If an expert critic is going to appear:
You might suggest, when you know a professional critic will testify for the other side, that the attorney on your side of the litigation move in limine to exclude the critic’s testimony on the basis that he or she is not qualified to testify as an expert. You have ammunition already in the literature, my article critiquing the critics, among others, and now there is also an important precedent in the 11th Circuit Court of Appeals.

Last month, a decision was handed down in the 11th Circuit in the case of United States v. Paul. Document examiner Larry Ziegler testified for the government in this extortion prosecution that the defendant authored the extortion note. Professor Denbeaux wanted to testify for the defense as an expert critic of handwriting analysis, but because of a very good pretrial preparation by the AUSA and close cooperation with Mr. Ziegler, Denbeaux was kept off the stand as unqualified to testify as an expert.

It is important you are informed about such cases. You can see a reference to this case on my website: www.forensic-evidence.com under the heading Handwriting Evidence Meets Reliability Criteria. This approach can also be used to seek to exclude graphoanalysts seeking to testify on the identification of disputed writings.

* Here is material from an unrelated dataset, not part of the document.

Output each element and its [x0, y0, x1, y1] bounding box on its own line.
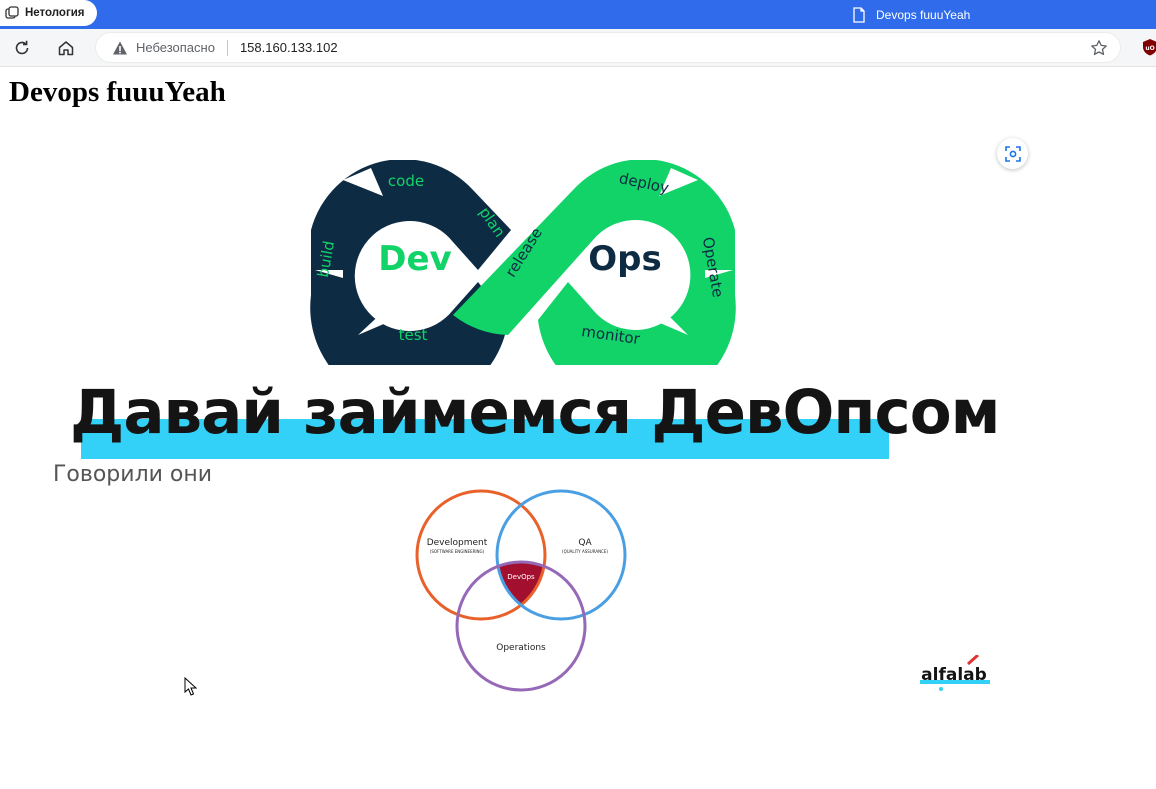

If you cannot keep the critic off the stand, and some courts may be reluctant to bar a critic from testifying from fear that if they do so they might be reversed on due process grounds for denying a defendant the right to present a defense, be prepared in the following ways:

  • Obtain, read, and research transcripts of prior testimony given by these experts.
  • Make sure that you know exactly what the critic’s positions are, and convey accurate information on this point to the attorney who will be cross-examining the critic.
  • Know the manner in which their writings and prior testimony have been critiqued.
  • Be familiar with the cases in which they testified, what the issues directly in point were, and what the outcomes have been.
  • Be familiar with the public statements they have made in other cases, so that the critic can be effectively impeached if he now makes a contradictory statement. For instance, it is well known in the profession that, in one case, Professor Denbeaux had testified that he had absolutely no experience with or knowledge of typewriting comparisons. Yet, in a case currently pending, I am told that he professes to testify as a critic of typewriting identification.

Know who the judge is.
Some judges may be familiar with your testimony in earlier cases. By contrast, some may never had the occasion to hear the foundations of handwriting examination methodologies explained. Such a judge may be willing to listen with more attention to fallacious but nevertheless logically-sounding arguments of a law professor-critic. Such judges will require a high caliber of testimony in order to lay the proper foundation to admit handwriting identification opinions. Know whether the judge previously ruled in handwriting evidence cases. Does he or she lean toward one side or the other?

Conclusion

Expert opinion testimony is, and will remain, one of the most powerful forms of evidence in the courtroom. In order for it to be effective, it must be carefully documented, expressed with precision but without overstatement, in as neutral and objective a way as the adversary system permits.

Don’t fear Daubert. Make it your ally!